Research Paper Volume 7, Issue 4 pp 233—240
Caloric restriction induces heat shock response and inhibits B16F10 cell tumorigenesis both in vitro and in vivo
- 1 Translational Gerontology Branch, National Institute on Aging, National Institutes of Health, Baltimore, MD 21224, USA
- 2 Gene Expression and Genomics Unit, National Institute on Aging, National Institutes of Health, Baltimore, MD 21224, USA
- 3 Department of Physiology, CIMUS, University of Santiago de Compostela-Instituto de Investigación Sanitaria, 15782 Santiago de Compostela, Spain; CIBER Fisiopatología de la Obesidad y Nutrición (CIBERobn), 15706 Santiago de Compostela, Spain
Received: December 1, 2014 Accepted: March 24, 2015 Published: April 5, 2015
https://doi.org/10.18632/aging.100732How to Cite
Abstract
Caloric restriction (CR) without malnutrition is one of the most consistent strategies for increasing mean and maximal lifespan and delaying the onset of age-associated diseases.
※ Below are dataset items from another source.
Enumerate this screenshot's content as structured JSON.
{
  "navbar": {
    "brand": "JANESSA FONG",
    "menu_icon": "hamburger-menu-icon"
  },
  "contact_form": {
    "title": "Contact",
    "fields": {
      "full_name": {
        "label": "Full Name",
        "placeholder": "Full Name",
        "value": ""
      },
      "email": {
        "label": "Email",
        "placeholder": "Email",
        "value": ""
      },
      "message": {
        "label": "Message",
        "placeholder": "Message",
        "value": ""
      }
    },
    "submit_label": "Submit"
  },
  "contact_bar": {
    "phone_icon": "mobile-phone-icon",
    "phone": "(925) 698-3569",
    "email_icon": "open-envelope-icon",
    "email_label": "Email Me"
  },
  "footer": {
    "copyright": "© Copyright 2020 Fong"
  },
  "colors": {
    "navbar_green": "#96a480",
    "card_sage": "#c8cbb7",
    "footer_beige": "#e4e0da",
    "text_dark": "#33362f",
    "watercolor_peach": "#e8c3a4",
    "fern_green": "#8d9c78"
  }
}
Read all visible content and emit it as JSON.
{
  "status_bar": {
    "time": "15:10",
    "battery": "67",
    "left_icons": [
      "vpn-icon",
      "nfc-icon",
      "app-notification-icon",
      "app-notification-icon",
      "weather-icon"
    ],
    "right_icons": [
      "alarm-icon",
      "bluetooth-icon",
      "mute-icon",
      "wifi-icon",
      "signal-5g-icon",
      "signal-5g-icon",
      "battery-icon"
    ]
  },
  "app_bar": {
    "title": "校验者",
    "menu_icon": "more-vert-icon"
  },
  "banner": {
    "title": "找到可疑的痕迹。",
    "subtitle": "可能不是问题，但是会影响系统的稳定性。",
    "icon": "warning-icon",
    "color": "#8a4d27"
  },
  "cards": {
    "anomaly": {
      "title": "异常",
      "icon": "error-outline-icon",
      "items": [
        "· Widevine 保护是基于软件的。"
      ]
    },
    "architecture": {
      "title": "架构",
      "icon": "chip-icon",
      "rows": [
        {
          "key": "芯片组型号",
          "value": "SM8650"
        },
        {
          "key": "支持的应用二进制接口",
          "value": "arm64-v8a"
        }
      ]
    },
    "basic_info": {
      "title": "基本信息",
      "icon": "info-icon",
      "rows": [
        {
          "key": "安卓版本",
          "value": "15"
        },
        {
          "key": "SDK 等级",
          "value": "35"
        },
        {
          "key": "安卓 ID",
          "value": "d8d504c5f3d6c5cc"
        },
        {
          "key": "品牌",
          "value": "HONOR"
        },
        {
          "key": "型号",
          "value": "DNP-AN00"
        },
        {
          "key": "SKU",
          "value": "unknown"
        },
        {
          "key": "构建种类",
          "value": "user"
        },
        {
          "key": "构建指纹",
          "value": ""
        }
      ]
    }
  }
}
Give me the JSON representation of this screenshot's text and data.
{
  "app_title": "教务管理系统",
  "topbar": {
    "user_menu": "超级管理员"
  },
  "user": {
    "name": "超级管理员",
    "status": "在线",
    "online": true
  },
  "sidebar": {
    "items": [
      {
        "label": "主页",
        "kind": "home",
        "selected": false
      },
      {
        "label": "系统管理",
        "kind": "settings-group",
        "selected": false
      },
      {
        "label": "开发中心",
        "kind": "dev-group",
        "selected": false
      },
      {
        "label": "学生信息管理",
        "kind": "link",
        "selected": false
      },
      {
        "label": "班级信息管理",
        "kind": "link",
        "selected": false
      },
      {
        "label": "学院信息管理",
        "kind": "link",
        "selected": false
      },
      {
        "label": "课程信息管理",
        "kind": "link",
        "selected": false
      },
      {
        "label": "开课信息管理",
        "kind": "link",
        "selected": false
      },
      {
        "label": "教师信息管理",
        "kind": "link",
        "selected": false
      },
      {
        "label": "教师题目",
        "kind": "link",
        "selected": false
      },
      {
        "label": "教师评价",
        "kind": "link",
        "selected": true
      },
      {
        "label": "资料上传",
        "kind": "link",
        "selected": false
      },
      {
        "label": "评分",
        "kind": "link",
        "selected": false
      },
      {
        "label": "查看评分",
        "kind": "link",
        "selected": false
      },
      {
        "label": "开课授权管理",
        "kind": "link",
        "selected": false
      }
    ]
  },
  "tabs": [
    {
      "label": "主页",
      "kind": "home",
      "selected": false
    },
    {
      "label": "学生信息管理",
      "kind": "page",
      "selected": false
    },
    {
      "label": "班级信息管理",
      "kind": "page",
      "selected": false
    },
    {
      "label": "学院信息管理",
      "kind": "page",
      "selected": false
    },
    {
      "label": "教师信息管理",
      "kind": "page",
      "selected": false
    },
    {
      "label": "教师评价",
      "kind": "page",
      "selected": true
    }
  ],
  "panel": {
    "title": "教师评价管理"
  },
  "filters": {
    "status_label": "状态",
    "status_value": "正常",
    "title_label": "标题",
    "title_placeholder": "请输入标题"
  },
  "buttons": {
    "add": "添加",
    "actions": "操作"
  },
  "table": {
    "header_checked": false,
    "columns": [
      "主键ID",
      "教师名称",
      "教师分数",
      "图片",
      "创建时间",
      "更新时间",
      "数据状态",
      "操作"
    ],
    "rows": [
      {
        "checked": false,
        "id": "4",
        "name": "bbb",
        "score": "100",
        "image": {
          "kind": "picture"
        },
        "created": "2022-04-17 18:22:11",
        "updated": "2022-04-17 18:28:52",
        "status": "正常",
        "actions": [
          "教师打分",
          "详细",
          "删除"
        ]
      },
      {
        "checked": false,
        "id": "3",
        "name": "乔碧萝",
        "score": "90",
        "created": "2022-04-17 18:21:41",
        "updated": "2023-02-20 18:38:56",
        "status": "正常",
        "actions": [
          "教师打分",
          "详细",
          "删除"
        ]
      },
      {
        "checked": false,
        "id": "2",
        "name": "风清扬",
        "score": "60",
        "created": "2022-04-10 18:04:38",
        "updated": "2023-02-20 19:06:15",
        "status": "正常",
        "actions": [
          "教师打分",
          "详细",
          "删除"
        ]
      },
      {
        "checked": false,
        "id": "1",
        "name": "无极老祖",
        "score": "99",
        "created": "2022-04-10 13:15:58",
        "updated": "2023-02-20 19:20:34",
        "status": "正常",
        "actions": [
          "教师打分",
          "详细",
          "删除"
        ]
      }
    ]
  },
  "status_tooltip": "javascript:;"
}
Stress resistance is a common trait of many long-lived mutants and life-extending interventions, including CR. Indeed, better protection against heat shock and other genotoxic insults have helped explain the pro-survival properties of CR. In this study, both in vitro and in vivo responses to heat shock were investigated using two different models of CR. Murine B16F10 melanoma cells treated with serum from CR-fed rats showed lower proliferation, increased tolerance to heat shock and enhanced HSP-70 expression, compared to serum from ad libitum-fed animals. Similar effects were observed in B16F10 cells implanted subcutaneously in male C57BL/6 mice subjected to CR. Microarray analysis identified a number of genes and pathways whose expression profile were similar in both models. These results suggest that the use of an in vitro model could be a good alternative to study the mechanisms by which CR exerts its anti-tumorigenic effects.